Go to the first, previous, next, last section, table of contents.

Visualisation Tools

The visualisation tools that come together with GranSim take a GranSim profile as input and create level 2 PostScript files showing either activity or the granularity of the execution. A collection of scripts in the GranSim Toolbox allows to focus on specific aspects of the execution like the `node flow' i.e. the movement of nodes (closures) between the PEs.

Most of these tools are implemented as Perl scripts. This means that they are very versatile and it should be easy to modify them. However, processing a large GranSim profile can involve a quite big amount of computation (and of memory).

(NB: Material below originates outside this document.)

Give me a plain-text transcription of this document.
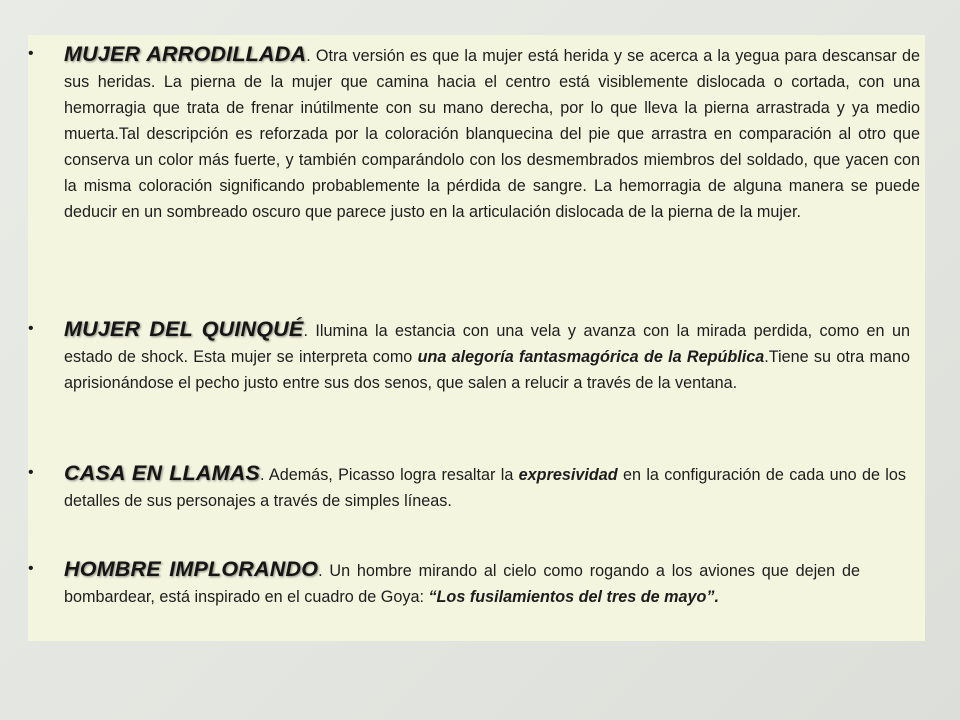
•	MUJER ARRODILLADA. Otra versión es que la mujer está herida y se acerca a la yegua para descansar de sus heridas. La pierna de la mujer que camina hacia el centro está visiblemente dislocada o cortada, con una hemorragia que trata de frenar inútilmente con su mano derecha, por lo que lleva la pierna arrastrada y ya medio muerta.Tal descripción es reforzada por la coloración blanquecina del pie que arrastra en comparación al otro que conserva un color más fuerte, y también comparándolo con los desmembrados miembros del soldado, que yacen con la misma coloración significando probablemente la pérdida de sangre. La hemorragia de alguna manera se puede deducir en un sombreado oscuro que parece justo en la articulación dislocada de la pierna de la mujer.
•	MUJER DEL QUINQUÉ. Ilumina la estancia con una vela y avanza con la mirada perdida, como en un estado de shock. Esta mujer se interpreta como una alegoría fantasmagórica de la República.Tiene su otra mano aprisionándose el pecho justo entre sus dos senos, que salen a relucir a través de la ventana.
•	CASA EN LLAMAS. Además, Picasso logra resaltar la expresividad en la configuración de cada uno de los detalles de sus personajes a través de simples líneas.
•	HOMBRE IMPLORANDO. Un hombre mirando al cielo como rogando a los aviones que dejen de bombardear, está inspirado en el cuadro de Goya: “Los fusilamientos del tres de mayo”.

Speeding up crucial parts of the scripts is on my ToDo-list but better don't hold your breath.

Activity Profiles

. . .

Three tools allow to show the activity during the execution in three levels of detail:

The overall activity profile (created with `gr2ps') shows the activity of the whole machine (see section Overall Activity Profile).
The per-processor activity profile (created with `gr2pe') shows the activity of all simulated processors (see section Per-processor Activity Profile).
The per-thread activity profile (created with `gr2ap') shows the activity of all generated threads (see section Per-Thread Activity Profile).

All tools discussed in this section print a help message when called with the option -h. This message shows the available options. In general, all tools understand the option -o <file> for specifying the output file and -m for generating a monochrome profile (by default the tools generate colour PostScript).

The `gr2ps' and `gr2ap' scripts work in two stages:

First the `.gr' file is translated into a `.qp' file, which is basically a stripped down version of a GranSim profile.
Then the `.qp' file is translated into a `.ps' file.

The `gr2pe' script works directly on the `.gr' file.

Overall Activity Profile

The overall activity profile (created via gr2ps) shows the activity of the whole machine by separating the threads into up to five different groups. These groups describe the number of

running threads (i.e. threads that are currently performing a reduction),
runnable threads (i.e. threads that could be executed but that have not found an idle PE),
blocked threads (i.e. threads that wait for a result that is being computed by another thread),
fetching threads (i.e. threads that are currently fetching data from a remote PE),
migrating threads (i.e. threads that are currently being transferred from a busy PE to an idle PE).

If the GranSim profile includes information about sparks (-bs option) it is also possible to show the number of sparks. However, this number is usually much bigger than the number of all threads. Therefore, it doesn't make much sense mixing the groups for sparks and threads in one profile.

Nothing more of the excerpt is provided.